Kill the ksoftirqd Bottleneck: A Hands-on Guide to NIC Offloading and Interrupt Coalescing

Networking tutorial - IT technology blog
Networking tutorial - IT technology blog

The 2:14 AM Crisis: Why Your Server is Choking

At 2:14 AM, my phone became a vibrator that wouldn’t quit. PagerDuty alerts were firing every three seconds. By the time I opened my laptop, the dashboard showed success rates had plummeted from 99.9% to a dismal 42%. On the surface, total CPU usage looked fine—maybe 30%—but our 1.2 Gbps throughput had crashed to a measly 200 Mbps.

I logged into the terminal and ran top. While most cores were idling, Core 0 was screaming. The si (software interrupt) column was pinned at 100%. The ksoftirqd/0 process was devouring every available cycle.

This is where most high-traffic servers hit a brick wall. Your application might be lean, but your OS and Network Interface Card (NIC) are drowning in packets. When every single 1500-byte packet triggers a CPU interrupt, the kernel spends more time context switching than running your code. In a production environment, mastering NIC offloading is the difference between scaling efficiently and throwing money at hardware that won’t solve the problem.
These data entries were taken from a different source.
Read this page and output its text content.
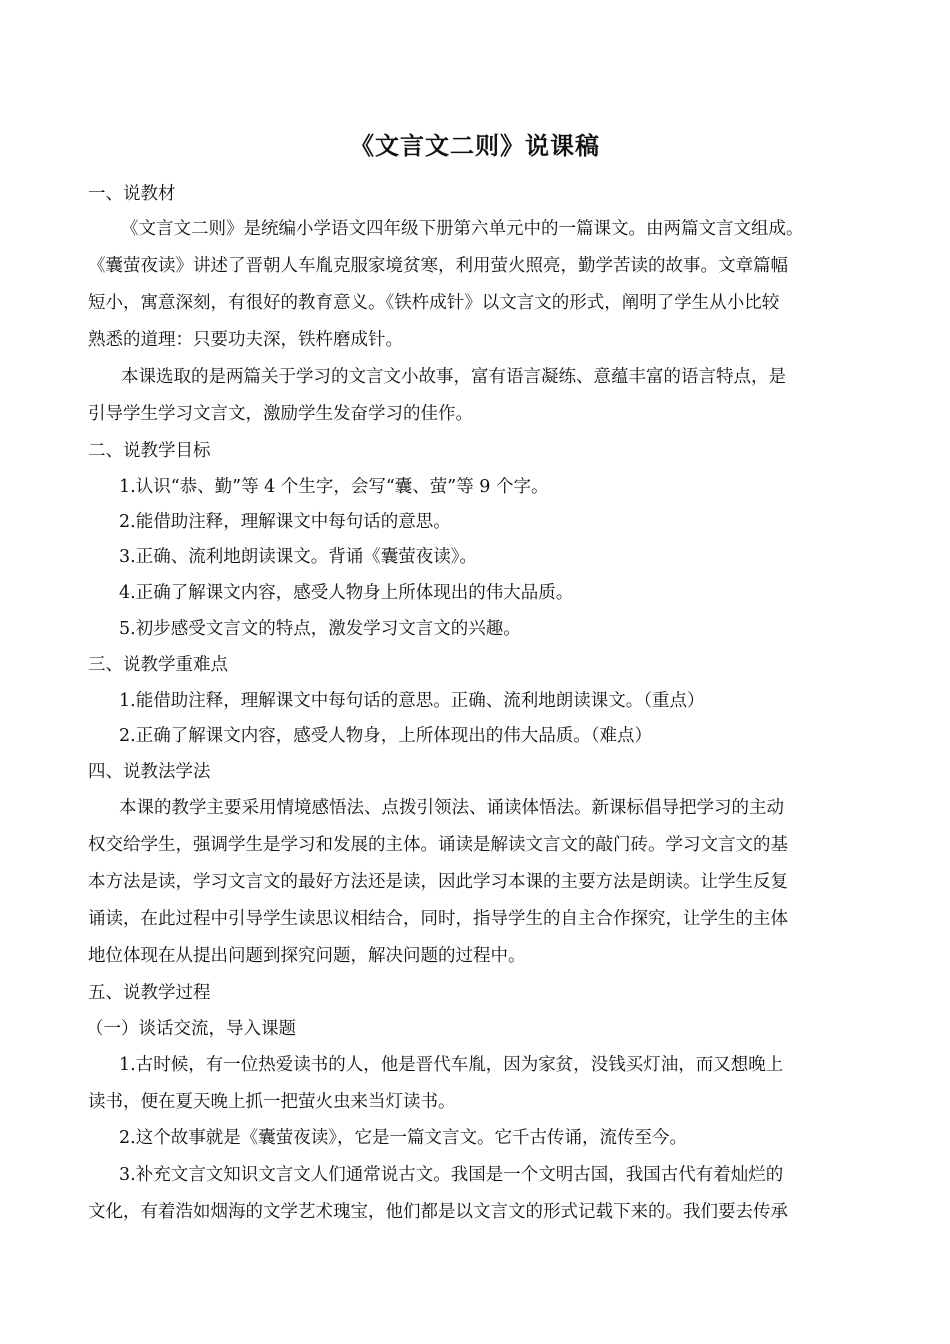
《文言文二则》说课稿
一、说教材
《文言文二则》是统编小学语文四年级下册第六单元中的一篇课文。由两篇文言文组成。
《囊萤夜读》讲述了晋朝人车胤克服家境贫寒，利用萤火照亮，勤学苦读的故事。文章篇幅
短小，寓意深刻，有很好的教育意义。《铁杵成针》以文言文的形式，阐明了学生从小比较
熟悉的道理：只要功夫深，铁杵磨成针。
本课选取的是两篇关于学习的文言文小故事，富有语言凝练、意蕴丰富的语言特点，是
引导学生学习文言文，激励学生发奋学习的佳作。
二、说教学目标
1.认识“恭、勤”等 4 个生字，会写“囊、萤”等 9 个字。
2.能借助注释，理解课文中每句话的意思。
3.正确、流利地朗读课文。背诵《囊萤夜读》。
4.正确了解课文内容，感受人物身上所体现出的伟大品质。
5.初步感受文言文的特点，激发学习文言文的兴趣。
三、说教学重难点
1.能借助注释，理解课文中每句话的意思。正确、流利地朗读课文。（重点）
2.正确了解课文内容，感受人物身，上所体现出的伟大品质。（难点）
四、说教法学法
本课的教学主要采用情境感悟法、点拨引领法、诵读体悟法。新课标倡导把学习的主动
权交给学生，强调学生是学习和发展的主体。诵读是解读文言文的敲门砖。学习文言文的基
本方法是读，学习文言文的最好方法还是读，因此学习本课的主要方法是朗读。让学生反复
诵读，在此过程中引导学生读思议相结合，同时，指导学生的自主合作探究，让学生的主体
地位体现在从提出问题到探究问题，解决问题的过程中。
五、说教学过程
（一）谈话交流，导入课题
1.古时候，有一位热爱读书的人，他是晋代车胤，因为家贫，没钱买灯油，而又想晚上
读书，便在夏天晚上抓一把萤火虫来当灯读书。
2.这个故事就是《囊萤夜读》，它是一篇文言文。它千古传诵，流传至今。
3.补充文言文知识文言文人们通常说古文。我国是一个文明古国，我国古代有着灿烂的
文化，有着浩如烟海的文学艺术瑰宝，他们都是以文言文的形式记载下来的。我们要去传承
The Bottleneck: CPU vs. Packets

Every incoming packet signals the CPU: “I have data!” The CPU pauses its current task, handles the interrupt, and processes the header. This works fine at 1,000 packets per second. But at 800,000 packets per second, the CPU enters an “interrupt storm.” It simply can’t keep up. NIC Offloading and Interrupt Coalescing are the essential fixes. These features shift the heavy lifting from software to the hardware on your network card.

Setting Up Your Toolkit

You’ll need ethtool to tune these settings. It is the standard utility for talking to network drivers. Most distros include it, but you might need to install it on a fresh build.

# On Debian/Ubuntu
sudo apt update && sudo apt install ethtool -y

# On RHEL/CentOS/AlmaLinux
sudo dnf install ethtool -y

Always check your current hardware capabilities first. Assuming your primary interface is eth0, run this command:

# List all offloading features and their status
ethtool -k eth0

Check the status of tcp-segmentation-offload and generic-receive-offload. If they are off, you’ve found your first win.

Configuring NIC Offloading for Throughput

Offloading moves packet processing into the NIC’s own silicon. This is incredibly effective for TCP traffic, which powers almost every web server.

1. TCP Segmentation Offload (TSO) & Generic Segmentation Offload (GSO)

Normally, the kernel breaks large data chunks into 1500-byte packets before sending. With TSO, the kernel passes a large 64KB buffer directly to the NIC. The hardware handles the slicing. This saves the CPU from calculating thousands of individual checksums and headers.

# Enable TSO and GSO
sudo ethtool -K eth0 tso on gso on

2. Generic Receive Offload (GRO)

On the receiving side, GRO is your best friend. The NIC gathers a stream of small incoming packets and combines them into one large “super-packet” before the kernel even sees them. This reduces the number of interrupts the CPU must handle by up to 90%.

# Enable GRO
sudo ethtool -K eth0 gro on

Interrupt Coalescing: Silencing the Storm

Offloading makes packets bigger; coalescing makes interrupts fewer. Instead of shouting at the CPU for every packet, we tell the NIC to wait a few microseconds or until it has a batch of packets ready.

Check your current settings with:

ethtool -c eth0

The key parameter is rx-usecs. If it is set to 0, the NIC interrupts for every single packet. That creates great latency for gaming but kills throughput for a web server. I usually start with a 30-microsecond delay.

# Set RX interrupt delay to 30 microseconds
sudo ethtool -C eth0 rx-usecs 30

Many modern cards support Adaptive Interrupt Coalescing. This is a smart feature that dynamically adjusts the delay. It keeps latency low during quiet times and increases the batch size during a traffic spike.

# Enable adaptive coalescing
sudo ethtool -C eth0 adaptive-rx on adaptive-tx on

Verify and Monitor the Results

Applying changes is only the beginning. You must verify the impact. After my 2 AM fix, I watched the per-core CPU usage like a hawk. Use mpstat to see if the software interrupt load has dropped:

# Monitor CPU stats every 1 second
mpstat -P ALL 1

The %soft column should drop significantly on the core that was previously saturated. You can also watch the raw interrupt counts in real-time:

# Watch interrupt counts for eth0
watch -n 1 "cat /proc/interrupts | grep eth0"

If the count increases slowly while throughput stays high, you’ve won. Remember that these settings often reset after a reboot. Make them permanent using Netplan configuration or a simple systemd unit. Tuning the stack frees your CPU to do what it does best: serve your users.